Le statut d'énergie propre du nucléaire est un sujet de débat (sauf en France, où tout écologiste qui se respecte se doit d'être archi-antinucléaire). Du côté du verre à moitié plein : contrairement au charbon, au pétrole et au gaz, il n'émet pas de CO2 (c'est pourquoi quand on parle de réduire les émissions de gaz à effet de serre, la production d'électricité est une préoccupation majeure dans la plupart des pays, mais pas en France). Du côté du verre à moitié vide : contrairement au solaire et à l'éolien, il comporte des risques1 et produit des déchets (et la fission nécessite du combustible, qui ne durera pas éternellement).

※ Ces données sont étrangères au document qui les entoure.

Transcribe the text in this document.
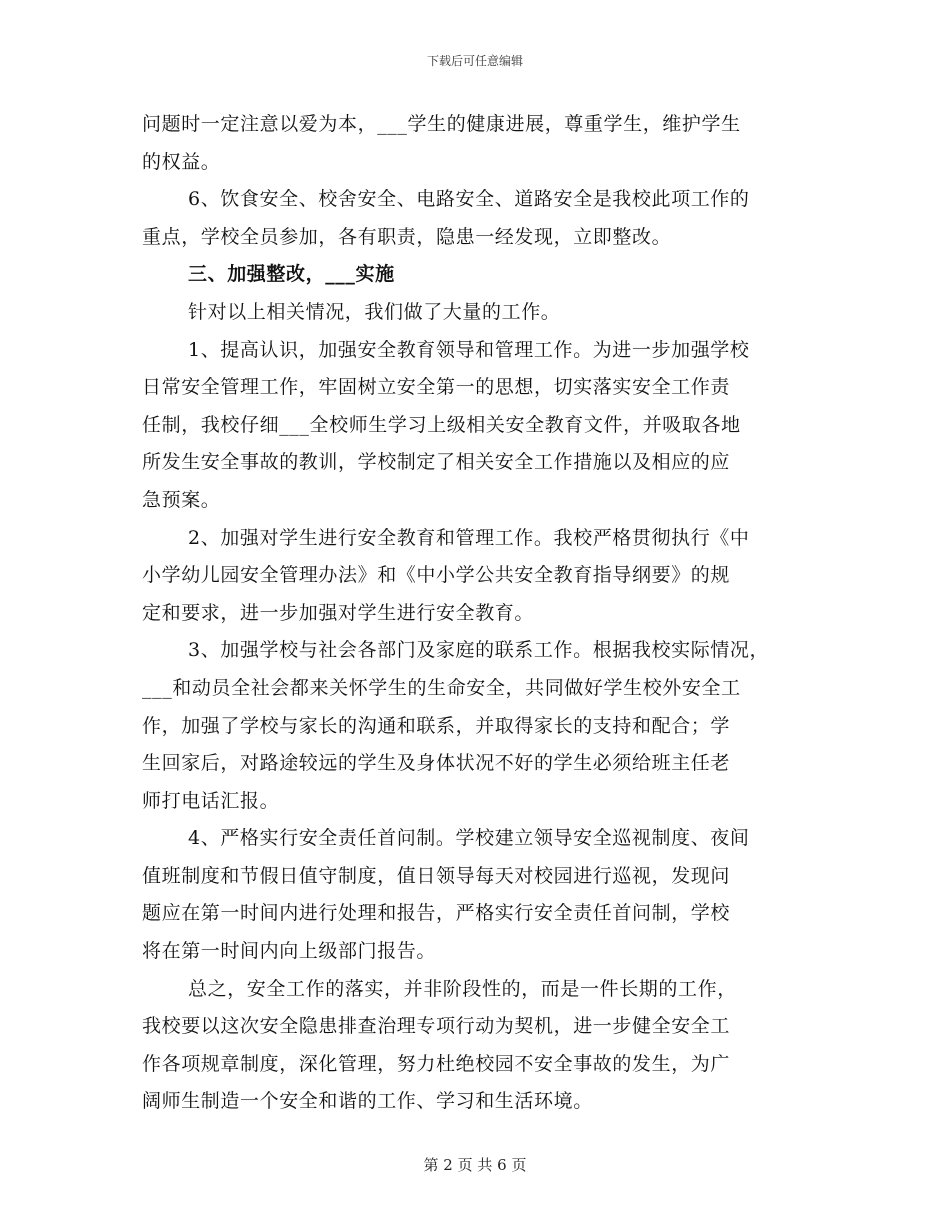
下载后可任意编辑
问题时一定注意以爱为本，___学生的健康进展，尊重学生，维护学生
的权益。
6、饮食安全、校舍安全、电路安全、道路安全是我校此项工作的
重点，学校全员参加，各有职责，隐患一经发现，立即整改。
三、加强整改，___实施
针对以上相关情况，我们做了大量的工作。
1、提高认识，加强安全教育领导和管理工作。为进一步加强学校
日常安全管理工作，牢固树立安全第一的思想，切实落实安全工作责
任制，我校仔细___全校师生学习上级相关安全教育文件，并吸取各地
所发生安全事故的教训，学校制定了相关安全工作措施以及相应的应
急预案。
2、加强对学生进行安全教育和管理工作。我校严格贯彻执行《中
小学幼儿园安全管理办法》和《中小学公共安全教育指导纲要》的规
定和要求，进一步加强对学生进行安全教育。
3、加强学校与社会各部门及家庭的联系工作。根据我校实际情况，
___和动员全社会都来关怀学生的生命安全，共同做好学生校外安全工
作，加强了学校与家长的沟通和联系，并取得家长的支持和配合；学
生回家后，对路途较远的学生及身体状况不好的学生必须给班主任老
师打电话汇报。
4、严格实行安全责任首问制。学校建立领导安全巡视制度、夜间
值班制度和节假日值守制度，值日领导每天对校园进行巡视，发现问
题应在第一时间内进行处理和报告，严格实行安全责任首问制，学校
将在第一时间内向上级部门报告。
总之，安全工作的落实，并非阶段性的，而是一件长期的工作，
我校要以这次安全隐患排查治理专项行动为契机，进一步健全安全工
作各项规章制度，深化管理，努力杜绝校园不安全事故的发生，为广
阔师生制造一个安全和谐的工作、学习和生活环境。
第 2 页 共 6 页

La question est en fait : « sortir du nucléaire » pour aller où ? Les pays qui ferment des centrales nucléaires les remplacent souvent par des centrales à charbon, ce qui est pire. Ses avantages étant à moyen terme et ses inconvénients à plus long terme, l'électricité nucléaire est crédible comme énergie de transition, en attendant des énergies plus propres et plus pérennes. Car s'il est théoriquement possible de remplacer le nucléaire par des énergies renouvelables, ça ne se fera pas tout seul ni tout de suite, notamment à cause de la nécessité d'un investissement massif dans des infrastructures (stockage, réseau intelligent, etc.), et le solaire n'est guère adapté à la situation européenne.
L'économie est la discipline cherchant à optimiser l'allocation de ressources limitées. Une des ressources les plus rares en France est la volonté politique (comme l'a montré le récent fiasco de l'écotaxe). Or, passer du nucléaire à des énergies renouvelables consommerait énormément de volonté politique (peut-être plus qu'il n'y a de stocks). Et épuiser des stocks qui se reconstituent très lentement n'est certainement pas pérenne2.
Il ne serait donc pas raisonnable de « sortir du nucléaire » maintenant. Il est plus efficace d'affecter les stocks de volonté politique pour réduire les émissions de gaz à effet de serre dans les transports, le bâtiment, l'agriculture, etc. (En revanche, dans les pays avec peu d'électricité nucléaire et peu de stocks de volonté politique, augmenter la part du nucléaire dans la production électrique utiliserait sans doute autant de volonté politique qu'une augmentation de la part des renouvelables, et serait donc un mauvais usage du faible stock de volonté politique.)
Une fois que les émissions de gaz à effet de serre auront été réduites, le reliquat de volonté politique pourra être utilisé pour « sortir du nucléaire ». Mais avant ça la question nucléaire n'est pas la priorité.
1 Il existe un risque d'accident, comme à Tchernobyl et Fukushima. Cependant, le premier a eu lieu dans une centrale vétuste d'un régime moribond, et le deuxième suite à un tremblement de Terre. Les causes de ces accidents ne sont pas pertinentes en France, et donc parler d'un autre Tchernobyl ou d'un autre Fukushima est ridicule. D'autre part ces accidents ont fait très peu de morts (quoique beaucoup d'autres dégâts), notamment si on les compare aux hécatombes que sont les ruptures de barrages hydroélectriques. Ceci dit, la possibilité d'un accident (y compris un accident grave) ne peut absolument pas être écartée.
2 La principale question en matière d'environnement semble sémantique : le développement est-il soutenable (traduction de l'anglais sustainable) ou durable ? Le deuxième est ambigu : le terme « bien durable » par exemple a un sens qui n'a rien à voir avec le développement durable ; un 4 × 4 est ainsi un bien durable non-durable. Je préfère le terme « pérenne » qui a l'avantage d'être un vrai mot. Et en tant que scientifique, je remarque que quel que soit le mot utilisé, le concept est au fond celui d'un régime permanent.